Promotions will start to appear nationwide on the mobile application, which lets users share images from smartphones, the operator of the world’s most popular social network said Thursday in a blog. Instagram will deliver a “small number” of pictures and videos from a handful of companies that users aren’t necessarily following.
Facebook is seeking new ways to drive revenue from mobile devices as users increasingly access digital services from wireless devices. While mobile made up 41 percent of ad revenue in the second quarter, up from 30 percent in the previous period, Facebook remains a distant No. 2 in a market led by Google Inc., according to researcher EMarketer Inc.
“Our aim is to make any advertisements you see feel as natural to Instagram as the photos and videos many of you already enjoy from your favorite brands,” Instagram said on the blog. “After all, our team doesn’t just build Instagram, we use it each and every day. We want these ads to be enjoyable and creative in much the same way you see engaging, high-quality ads when you flip through your favorite magazine.”
Users can hide promotions they don’t like and give feedback about what doesn’t “feel right” about the ads, the app developer said. Instagram, which Facebook bought for more than $700 million last year, has more than 150 million users, up from more than 130 million in June.
Recall over door chime
Ford is recalling about 24,000 cars because a chime won’t sound if the driver’s door is opened while the key is inside the car.
The recall in the U.S. and Canada affects Ford Focus electric cars from 2012 and 2013, and the C-Max hybrid from the 2013 model year. The cars have push-button starting mechanisms.
Ford says the cars don’t comply with U.S. regulations requiring the chime. No crashes or injuries have been reported because of the problem.
Ford dealers will modify software starting next week in order to make the chimes sound properly.
The dollar traded at almost a one- month low against the yen as a partial shutdown of the U.S. government delayed a jobs report, clouding the outlook for when the Federal Reserve may reduce stimulus.

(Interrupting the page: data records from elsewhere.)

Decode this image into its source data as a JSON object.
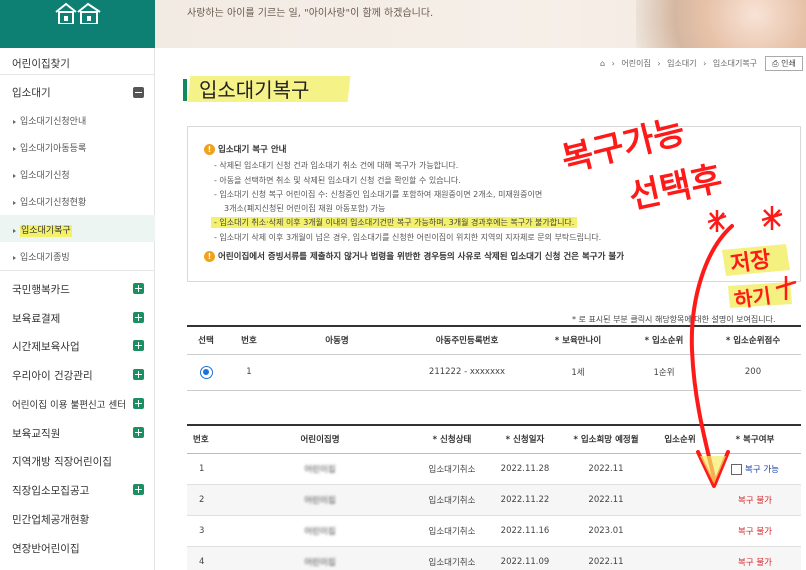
{
  "header": {
    "logo": "house-logo",
    "banner_text": "사랑하는 아이를 기르는 일, \"아이사랑\"이 함께 하겠습니다."
  },
  "sidebar": {
    "items": [
      {
        "label": "어린이집찾기"
      },
      {
        "label": "입소대기",
        "expanded": true
      },
      {
        "label": "국민행복카드"
      },
      {
        "label": "보육료결제"
      },
      {
        "label": "시간제보육사업"
      },
      {
        "label": "우리아이 건강관리"
      },
      {
        "label": "어린이집 이용 불편신고 센터"
      },
      {
        "label": "보육교직원"
      },
      {
        "label": "지역개방 직장어린이집"
      },
      {
        "label": "직장입소모집공고"
      },
      {
        "label": "민간업체공개현황"
      },
      {
        "label": "연장반어린이집"
      }
    ],
    "sub_items": [
      {
        "label": "입소대기신청안내"
      },
      {
        "label": "입소대기아동등록"
      },
      {
        "label": "입소대기신청"
      },
      {
        "label": "입소대기신청현황"
      },
      {
        "label": "입소대기복구",
        "active": true
      },
      {
        "label": "입소대기종빙"
      }
    ]
  },
  "breadcrumb": {
    "home_icon": "home-icon",
    "items": [
      "어린이집",
      "입소대기",
      "입소대기복구"
    ],
    "print_label": "인쇄"
  },
  "page": {
    "title": "입소대기복구"
  },
  "notice": {
    "heading": "입소대기 복구 안내",
    "lines": [
      "- 삭제된 입소대기 신청 건과 입소대기 취소 건에 대해 복구가 가능합니다.",
      "- 아동을 선택하면 취소 및 삭제된 입소대기 신청 건을 확인할 수 있습니다.",
      "- 입소대기 신청 복구 어린이집 수: 신청중인 입소대기를 포함하여 재원중이면 2개소, 미재원중이면",
      "3개소(폐지신청된 어린이집 재원 아동포함) 가능",
      "- 입소대기 취소·삭제 이후 3개월 이내의 입소대기건만 복구 가능하며, 3개월 경과후에는 복구가 불가합니다.",
      "- 입소대기 삭제 이후 3개월이 넘은 경우, 입소대기를 신청한 어린이집이 위치한 지역의 지자체로 문의 부탁드립니다."
    ],
    "footer": "어린이집에서 증빙서류를 제출하지 않거나 법령을 위반한 경우등의 사유로 삭제된 입소대기 신청 건은 복구가 불가"
  },
  "help_note": "* 로 표시된 부분 클릭시 해당항목에 대한 설명이 보여집니다.",
  "child_table": {
    "headers": [
      "선택",
      "번호",
      "아동명",
      "아동주민등록번호",
      "* 보육만나이",
      "* 입소순위",
      "* 입소순위점수"
    ],
    "rows": [
      {
        "no": "1",
        "name": "",
        "rrn": "211222 - xxxxxxx",
        "age": "1세",
        "rank": "1순위",
        "score": "200"
      }
    ]
  },
  "history_table": {
    "headers": [
      "번호",
      "어린이집명",
      "* 신청상태",
      "* 신청일자",
      "* 입소희망 예정월",
      "입소순위",
      "* 복구여부"
    ],
    "rows": [
      {
        "no": "1",
        "name": "어린이집",
        "state": "입소대기취소",
        "date": "2022.11.28",
        "month": "2022.11",
        "restore": "복구 가능",
        "ok": true
      },
      {
        "no": "2",
        "name": "어린이집",
        "state": "입소대기취소",
        "date": "2022.11.22",
        "month": "2022.11",
        "restore": "복구 불가",
        "ok": false
      },
      {
        "no": "3",
        "name": "어린이집",
        "state": "입소대기취소",
        "date": "2022.11.16",
        "month": "2023.01",
        "restore": "복구 불가",
        "ok": false
      },
      {
        "no": "4",
        "name": "어린이집",
        "state": "입소대기취소",
        "date": "2022.11.09",
        "month": "2022.11",
        "restore": "복구 불가",
        "ok": false
      }
    ]
  },
  "annotation": {
    "line1": "복구가능",
    "line2": "선택후",
    "line3": "저장",
    "line4": "하기",
    "color": "#ff1a1a"
  }
}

The Bloomberg U.S. Dollar Index reached the lowest level in two weeks as Atlanta Fed President Dennis Lockhart said the shortage of economic news “would tend to make me somewhat more cautious” about reducing the pace of bond purchases. Lawmakers also need to agree on raising the debt limit. The pound fell against all its 16 major counterparts on speculation recent gains were excessive. Australia’s dollar rose on bets the central bank will refrain from cutting interest rates.
Dollar weakness “obviously was trigged by the government shutdown, but the big issue markets are concerned about right now is really discussions around the debt ceiling,” Sireen Harajli, a strategist at Mizuho Bank in New York, said in a telephone interview. “The markets are being a little bit more cautious ahead of the weekend.”
The dollar fell 0.1 percent to 97.17 yen at 10:47 a.m. New York time, extending this week’s decline to 1.1 percent. It touched 96.96, about the lowest since Aug. 28. The U.S. currency rose 0.2 percent to $1.3596 per euro, having dropped 0.5 percent since Sept. 27. The yen strengthened 0.3 percent to 132.11 per euro.